EU leaders ‘in denial’ over impact of austerity

Some European leaders are ‘in denial’ about the extent that EU rules are driving austerity measures in member states, trade unions are warning as research reveals the brutal budget cuts hammering workers across the continent. 

At a recent high-level EU meeting, trade union representatives highlighted how austerity driven by the EU’s fiscal rules threatens to choke Europe’s economic recovery just as it is beginning. EU representatives said that it was wrong to say that austerity policies are currently being pursued. 
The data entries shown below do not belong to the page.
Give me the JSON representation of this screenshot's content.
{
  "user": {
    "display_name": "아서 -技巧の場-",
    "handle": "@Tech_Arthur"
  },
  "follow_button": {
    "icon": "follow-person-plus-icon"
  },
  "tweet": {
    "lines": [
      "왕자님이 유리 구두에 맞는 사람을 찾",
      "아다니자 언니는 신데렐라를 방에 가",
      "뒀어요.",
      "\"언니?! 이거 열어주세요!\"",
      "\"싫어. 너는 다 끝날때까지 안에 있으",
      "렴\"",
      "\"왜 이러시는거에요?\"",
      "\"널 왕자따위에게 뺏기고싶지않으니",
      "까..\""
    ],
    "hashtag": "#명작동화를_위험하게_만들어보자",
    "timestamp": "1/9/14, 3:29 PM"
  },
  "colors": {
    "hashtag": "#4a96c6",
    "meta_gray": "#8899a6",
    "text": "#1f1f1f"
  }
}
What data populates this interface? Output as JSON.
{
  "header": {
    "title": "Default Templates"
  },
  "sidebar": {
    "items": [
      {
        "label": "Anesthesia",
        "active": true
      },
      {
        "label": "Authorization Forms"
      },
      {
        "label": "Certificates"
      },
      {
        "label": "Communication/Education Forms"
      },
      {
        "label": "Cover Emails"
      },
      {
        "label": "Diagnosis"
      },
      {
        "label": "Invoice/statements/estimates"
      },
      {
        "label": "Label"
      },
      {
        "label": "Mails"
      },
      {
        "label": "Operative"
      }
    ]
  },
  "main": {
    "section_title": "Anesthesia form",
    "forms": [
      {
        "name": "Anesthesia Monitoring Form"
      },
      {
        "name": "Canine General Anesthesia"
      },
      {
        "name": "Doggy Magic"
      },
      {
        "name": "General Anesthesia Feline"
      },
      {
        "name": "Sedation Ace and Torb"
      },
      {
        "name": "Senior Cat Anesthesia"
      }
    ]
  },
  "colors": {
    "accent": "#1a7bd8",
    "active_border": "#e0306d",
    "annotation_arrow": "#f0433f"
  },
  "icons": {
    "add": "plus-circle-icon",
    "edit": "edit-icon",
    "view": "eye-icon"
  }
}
However, the ETUC’s ‘Austerity Watch’ programme, which collects information from national trade unions on economic, social and environmental policies, shows substantial cuts are being made across Europe, including: 

  • Austria: A four-year fiscal consolidation amounting to 2.5% of GDP by 2029, 70% of which is based on spending cuts including cuts in family benefits and the abolition of educational leave. Source: Submission by the ÖGB;

  • Czechia: The government is cutting public spending for the running of central government bodies, social services and healthcare. Source: Submission by CMKOS;

  • Germany: Reductions in basic income support, cuts to support for industrial decarbonisation; and 8% staff reduction in four years in the public sector. Source: Submission by DGB;

  • Italy: The 2025 Budget Law enforces stricter deficit targets with cuts to health, local authority budgets, and a public administration hiring freeze. It also reduces pension spending. Source: Submission by UIL

  • Finland: In spring 2025, the government cut corporate and income taxes by €2 billion (0.8% of GDP) and offset the deficit by cutting funding for public services. Source: Submission by SAK.


Even stronger austerity measures lie ahead if the current policy continues. According to national medium-term structural fiscal plans, one-third of Member States — representing around half of euro-area GDP — face fiscal cuts of between 3 and 7 percent of GDP.
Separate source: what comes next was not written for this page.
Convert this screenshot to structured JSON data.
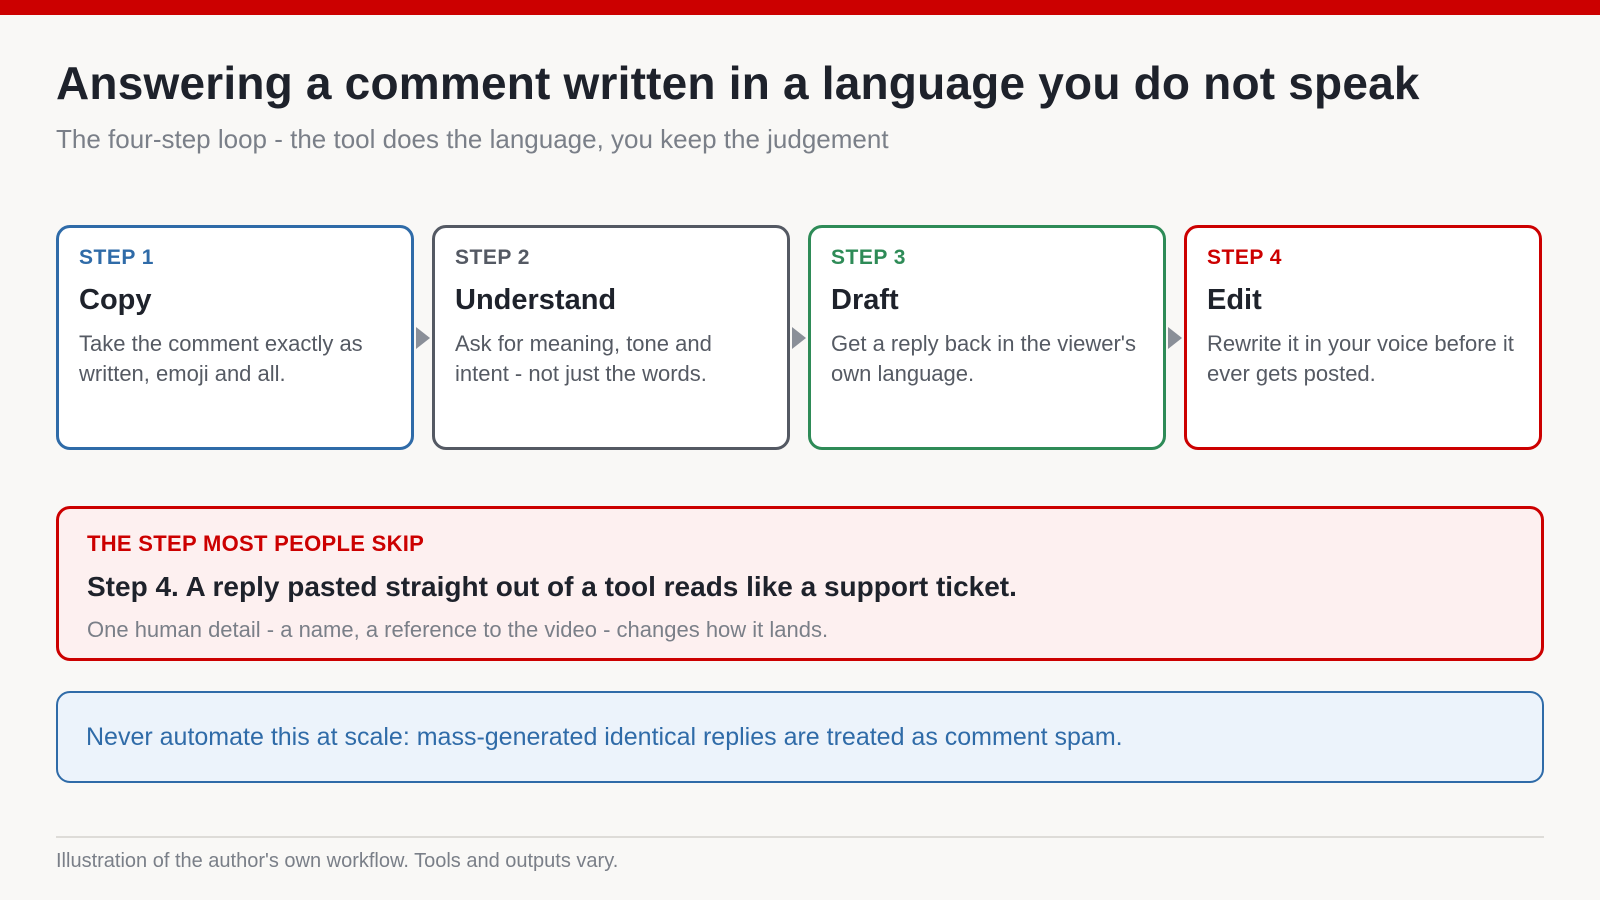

The ETUC is calling for a real reform of the EU’s fiscal rules, and for the establishment of a permanent investment mechanism similar to the Recovery and Resilience Facility to be established. 


Commenting on the findings, ETUC General Secretary Esther Lynch said: 

“EU policymakers cannot ignore the effects of their own decisions. The evidence from across Europe shows very clearly that austerity is back and once again the impact is falling disproportionately on working people. 
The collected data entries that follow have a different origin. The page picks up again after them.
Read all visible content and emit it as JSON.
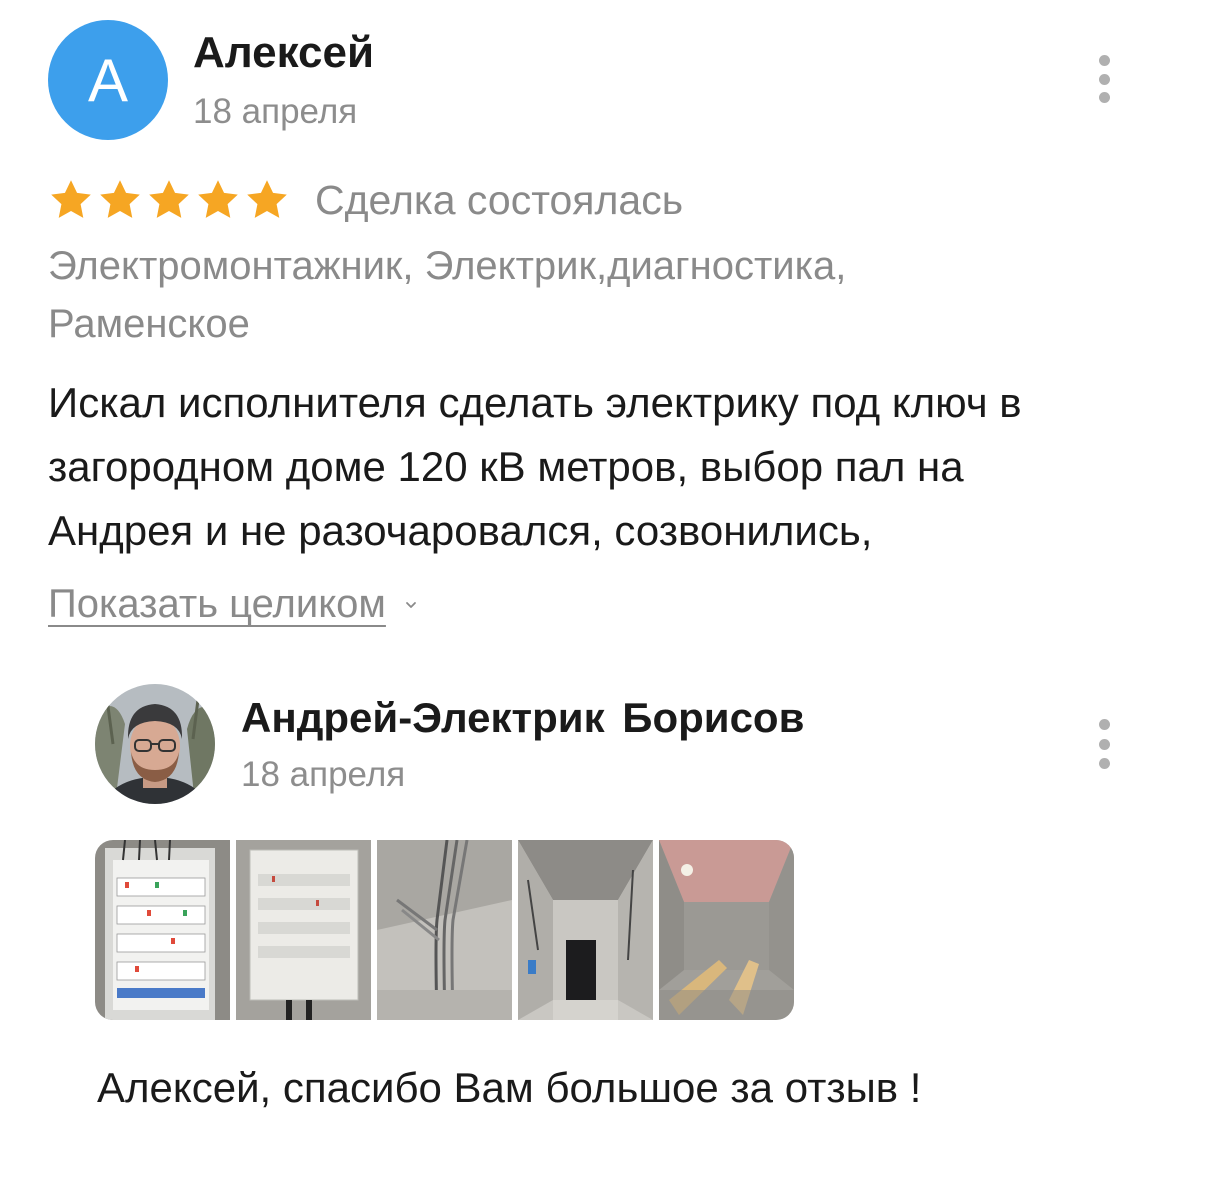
{
  "review": {
    "avatar_letter": "А",
    "author": "Алексей",
    "date": "18 апреля",
    "rating": 5,
    "rating_max": 5,
    "deal_status": "Сделка состоялась",
    "services": "Электромонтажник, Электрик,диагностика,",
    "location": "Раменское",
    "text_lines": [
      "Искал исполнителя сделать электрику под ключ в",
      "загородном доме 120 кВ метров, выбор пал на",
      "Андрея и не разочаровался, созвонились,"
    ],
    "show_more": "Показать целиком"
  },
  "reply": {
    "author": "Андрей-Электрик Борисов",
    "date": "18 апреля",
    "photos": [
      "electrical-panel-photo",
      "breaker-box-photo",
      "ceiling-cables-photo",
      "hallway-wiring-photo",
      "room-wooden-benches-photo"
    ],
    "text": "Алексей, спасибо Вам большое за отзыв !"
  },
  "colors": {
    "avatar_bg": "#3d9fec",
    "star": "#f6a623",
    "muted_text": "#8a8a8a",
    "main_text": "#1a1a1a",
    "menu_dots": "#b0b0b0"
  },
  "icons": {
    "menu": "more-vertical-icon",
    "star": "star-icon",
    "chevron": "chevron-down-icon"
  }
}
“Under pressure from the EU’s budget rules, national governments are slashing jobs, weakening social protection, and reducing investment in public services and infrastructure.  

“The measures being taken are totally counterproductive. Support for training is being cut at a time when employers face a growing skills shortage. Jobs and social protection are being slashed at a time when we need to put more money in the pockets of people who spend it. 

“If European leaders don’t want to be accused of overseeing a new wave of austerity, they need to change course and support policies which raise the living standards of working people.”